Вторая часть не уступает первой по глубине замысла и многообразию его выполнения. Этот революционный по духу и величественный по форме траурный марш остается и до сих пор непревзойденным образцом героической скорби, соединенной с прямым призывом к действию. «Герой погиб, но дело его живет!» хочется воскликнуть, прослушав марш. И действительно, следующие части полны несокрушимого оптимизма. В скерцо весело, перегоняя друг друга, перекликаются молодые голоса; из мягкого шороха струнных инструментов рождается жизнерадостная тема, полная мужественного юмора. Музыка скерцо вращается в кругу танцевальных ритмов, и только в средней части звучит военная фанфара. Финал написан, собственно говоря, в форме вариаций, но они бесконечно далеки от типа вариаций, получившего распространение в XVIII веке. Вариации финала «Героической» были новшеством. Бетховен существенно и сложно видоизменяет простую тему веселого контрданса, отчего она приобретает характер диалектического развития: вступление постепенно переходит к расшифровке темы танца и все усложняет ее, пока музыка не приобретает блестящего победного звучания. Так, на основе народно-танцевальных жанров (в финале введена вторая эпизодическая тема, навеянная народно-венгерским танцем), Бетховен создает монументальное классическое произведение.

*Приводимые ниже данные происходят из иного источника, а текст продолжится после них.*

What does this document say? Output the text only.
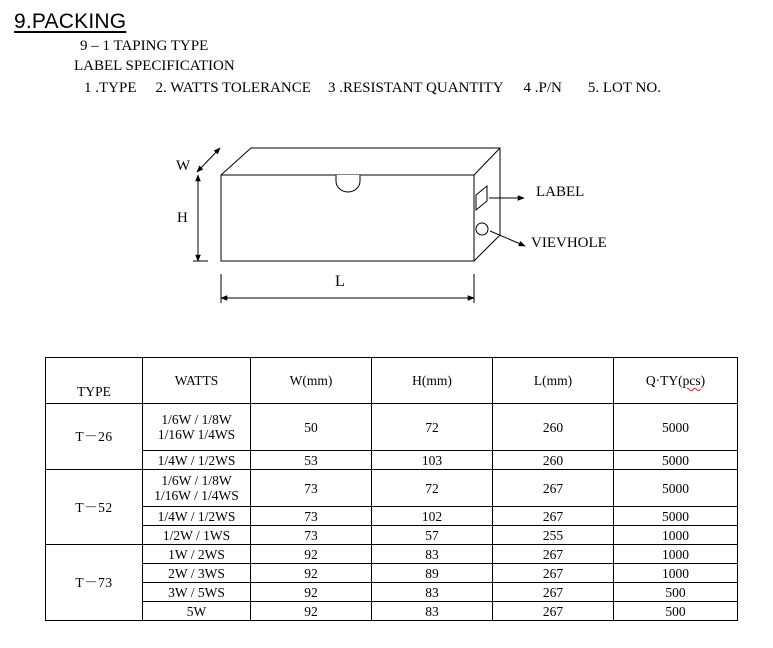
9.PACKING
9 – 1 TAPING TYPE
LABEL SPECIFICATION
1 .TYPE 2. WATTS TOLERANCE 3 .RESISTANT QUANTITY 4 .P/N 5. LOT NO.
W
H
L
LABEL
VIEVHOLE
TYPE	WATTS	W(mm)	H(mm)	L(mm)	Q·TY(pcs)
T－26	1/6W / 1/8W
1/16W 1/4WS	50	72	260	5000
	1/4W / 1/2WS	53	103	260	5000
T－52	1/6W / 1/8W
1/16W / 1/4WS	73	72	267	5000
	1/4W / 1/2WS	73	102	267	5000
	1/2W / 1WS	73	57	255	1000
T－73	1W / 2WS	92	83	267	1000
	2W / 3WS	92	89	267	1000
	3W / 5WS	92	83	267	500
	5W	92	83	267	500
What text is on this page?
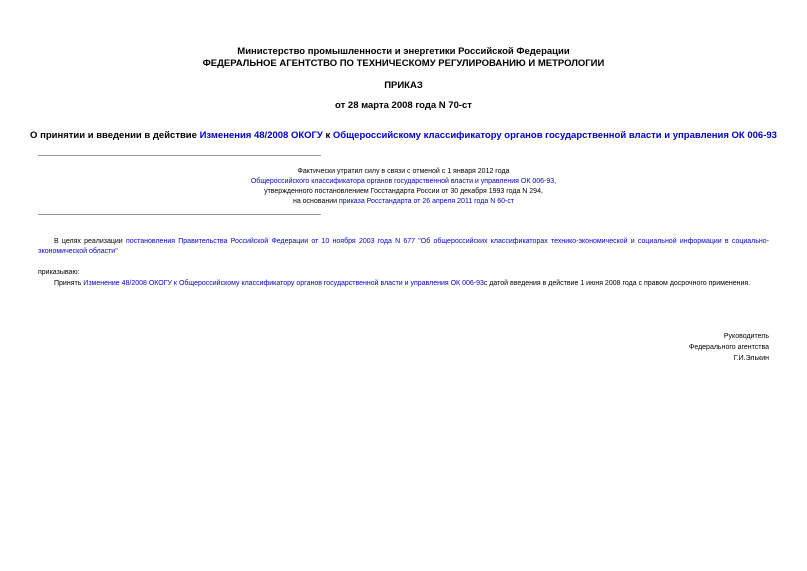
Министерство промышленности и энергетики Российской Федерации
ФЕДЕРАЛЬНОЕ АГЕНТСТВО ПО ТЕХНИЧЕСКОМУ РЕГУЛИРОВАНИЮ И МЕТРОЛОГИИ
ПРИКАЗ
от 28 марта 2008 года N 70-ст
О принятии и введении в действие Изменения 48/2008 ОКОГУ к Общероссийскому классификатору органов государственной власти и управления ОК 006-93
Фактически утратил силу в связи с отменой с 1 января 2012 года
Общероссийского классификатора органов государственной власти и управления ОК 006-93,
утвержденного постановлением Госстандарта России от 30 декабря 1993 года N 294,
на основании приказа Росстандарта от 26 апреля 2011 года N 60-ст
В целях реализации постановления Правительства Российской Федерации от 10 ноября 2003 года N 677 "Об общероссийских классификаторах технико-экономической и социальной информации в социально-экономической области"
приказываю:
Принять Изменение 48/2008 ОКОГУ к Общероссийскому классификатору органов государственной власти и управления ОК 006-93с датой введения в действие 1 июня 2008 года с правом досрочного применения.
Руководитель
Федерального агентства
Г.И.Элькин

Небывало сложная по своим принципам, продиктованным революционным сознанием композитора, «Героическая симфония» скорее тревожила своих первых слушателей, чем доставляла им удовольствие. Они были бессильны понять ее масштабы и поэтому не улавливали стройных пропорций ее могучей архитектоники. Но уже скоро наиболее чуткие музыканты начали отдавать себе отчет в исключительности Третьей симфонии. Так, например, «Всеобщая музыкальная газета» писала в феврале 1807 года:
«Совершенно поразительно, безусловно ново и прекрасно, например, то, что в разработке 1-й части, где развитие прежней идеи кажется почти чересчур обильным, внезапно возникает совершенно новая, еще не слышанная мелодия духовых… Этим не только увеличивается разнообразие, но слушатель освежается, чтобы охотно следовать за композитором дальше, когда он возвращается к покинутой первоначальной теме и с еще большим искусством проводит главную мысль.
Это аллегро, несмотря на свою длину, выдержано в стремлении к единству, вызывающему восхищение. Богатство средств, так же как и мастерство и оригинальность применения последних, вызывает эффект, чрезвычайно редкий в подобного рода произведениях и объявляемый немыслимым со стороны тех, кто плохо или совсем не знаком с этим стилем. Само собой понятно, что аллегро, так же как и все произведение в целом, нуждается для этого эффекта не в такой аудитории, которая ценит выше всего обыкновенные маленькие вариации, ласкающие слух и сменяющие друг друга каждое мгновение, — а в аудитории, способной, по меньшей мере, внимательно наблюдать…
Сильно, и пышно кончается это аллегро, а далее следует большой траурный марш, который, с точки зрения рецензента, является триумфом Бетховена, — по меньшей мере, в отношении изобразительности и замысла. Такие произведения зачинает и рождает только истинный гений… Торжественным и глубоко захватывающим является целое; благородная жалоба и сумрачность слышатся в миноре, успокоение и нежность в мажоре, где флейта, гобой и фагот, говоря словами Лютера, ведут в сладостных мелодиях как бы божественный звуковой танец…»
Финал «длинен, слишком длинен; искусен, очень искусен. Многие его достоинства даже несколько скрыты, кое-что здесь странно и остро; но рецензент далек от порицаний…»
Равнодушие публики к его новым творениям раздражало Бетховена; он становился желчен, резок и угрюм. Немало этому способствовала глухота и другие болезни. Однажды, в припадке раздражительности, он не на шутку поссорился со своим преданнейшим другом Брейнингом и хотя был неправ, долго медлил с признанием своей вины
[90]. Наконец, последовало страстное раскаяние: он послал другу свой портрет с таким письмом:«Я знаю, я растерзал твое сердце. Мое волненье, которое ты несомненно заметил, наказало меня за это недостаточно. Это была не злоба… Нет, я был бы недостоин твоей дружбы, больше, это была страсть — у тебя и у меня, но во мне было возбуждено недоверие к тебе; между нами стали люди, недостойные тебя и меня… Кому бы я мог подарить его (этот портрет) с таким горячим сердцем, как не тебе, верный, хороший благородный Стефан? Прости меня, если я тебе сделал больно; я сам страдал не меньше. Когда я так долго не видел тебя, я впервые живо почувствовал, как ты дорог моему сердцу и вечно будешь дорог».